Monday, August 06, 2007

Gah!

Gert starts Kindergarten next week. Gah! I'm not ready for this. Not at all. She's my little buddy. My shadow. From this point on it's all downhill. Next thing I know my little buddy will be my teenage girl who hates me.

This whole kindergarten thing is also dredging up some deeper feelings in me. I was roughly about Gert's age when my dad died. Younger, actually. I keep looking at her and thinking about myself and wondering how in the hell I was able to process that kind of situation.

I was alone with my dad when he had his heart attack. The last time I saw him alive was in the ER, hooked up to machines I didn't understand, when he demanded that the staff let him see his little boy. I don't know if that's an imagined memory or not, but when I think of that night I recall him calling me his "little boy." I don't know why.

I was talking to Chris about it on Saturday before The Polyphonic Spree concert (which purged my dark feelings by filling a room full of unabashed hippie joy). I was telling her how my dad and I were planning to build a club house. I had even painted the plans for the club house for an art project in my kindergarten class.

There's a point in your life where your father is a hero; Superman. He can do anything, he can be anything, he can solve anything. Eventually you grow up and realize your dad has failings, makes mistakes, has a temper. Suddenly he's human and, I guess, in a way, you lose that hero.
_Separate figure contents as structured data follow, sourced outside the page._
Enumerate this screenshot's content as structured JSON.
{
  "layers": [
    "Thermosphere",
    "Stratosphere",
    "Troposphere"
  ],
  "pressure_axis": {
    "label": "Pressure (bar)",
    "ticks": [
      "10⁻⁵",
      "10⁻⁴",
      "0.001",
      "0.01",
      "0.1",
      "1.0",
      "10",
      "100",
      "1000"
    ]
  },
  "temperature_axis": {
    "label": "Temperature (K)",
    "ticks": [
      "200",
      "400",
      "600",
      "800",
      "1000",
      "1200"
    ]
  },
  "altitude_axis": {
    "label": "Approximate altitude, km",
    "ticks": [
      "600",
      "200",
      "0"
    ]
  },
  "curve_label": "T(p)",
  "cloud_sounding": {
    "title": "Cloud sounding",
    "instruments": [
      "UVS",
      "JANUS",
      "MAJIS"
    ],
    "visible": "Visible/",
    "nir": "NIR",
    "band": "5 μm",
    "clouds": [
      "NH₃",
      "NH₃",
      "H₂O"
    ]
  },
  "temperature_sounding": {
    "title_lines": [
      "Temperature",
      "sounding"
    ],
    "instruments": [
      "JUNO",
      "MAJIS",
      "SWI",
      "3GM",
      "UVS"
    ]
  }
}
Because I have never been able to see my father from any other view than as a five year old, so I've never lost that hero worship. In a way, it's a worship of something I'll never know; something I've never had. My father was alive for only 14% of my life. And, for most of that 14% I was too young to appreciate or even remember him. All I have are some photos, a random family movie (which I can't even find any more . . . the only actual proof I have of me and him moving and interacting together) and memories. Worse, I can't even be sure if I have actual memories or if the memories have been implanted from nearly 29 years of conversation.

So, I keep looking at Gert and wandering through this dark place inside of me. I don't want her to have to grow up without a dad, so I'll do my best to not die. I think that's fair. Oddly, whenever that thought occurs to me I think about how miserable I would be wherever I'd end up because I wouldn't have her anymore, or Matilda or Chris. Say what you will about afterlife, give me your rosiest picture based on your religion. Tell me what Jesus, Buddha, Jehovah and Krishna have to say. But, I'm telling you that without my little family, it wouldn't be worth anything.

Woah, sorry. I wasn't intending to write anything past "Gah" in this post. And yet I just drug you through the darkest sections of Gary's soul. I hope you've enjoyed your tour. Please gather your belongings, watch your step as you exit the ride vehicle, take small children by the hand.

In closing, and what I think was my whole point in this depression-fest, is I'm obsessed with this Billy Bragg song. I should warn my own family members that it's the first song in 29 years that actually states what I've been feeling for that amount of time. I wouldn't say it's a song that makes me cry, but it is one that I can get lost inside for an hour. Kind of like picking at a scab.

Billy Bragg - Tank Park Salute

1 comment:

  1. great post. i lost my dad when i was 25, so i have a different impression of him. i'd long since given up on the fact that he could be a "hero," and was instead very angry with him for his many parental faults. we were just getting closer in the year before he died, though. it took having my first daughter three years ago to begin to let go of that anger. now that i see what kinds of challenges parents face every day, i see him as a more sympathetic character. my dad's mistake was to let the world beat him down. ultimately he only wanted a better life for us; he just had a shitty way of expressing it. i can only hope i'm not making the same mistakes with my daughters.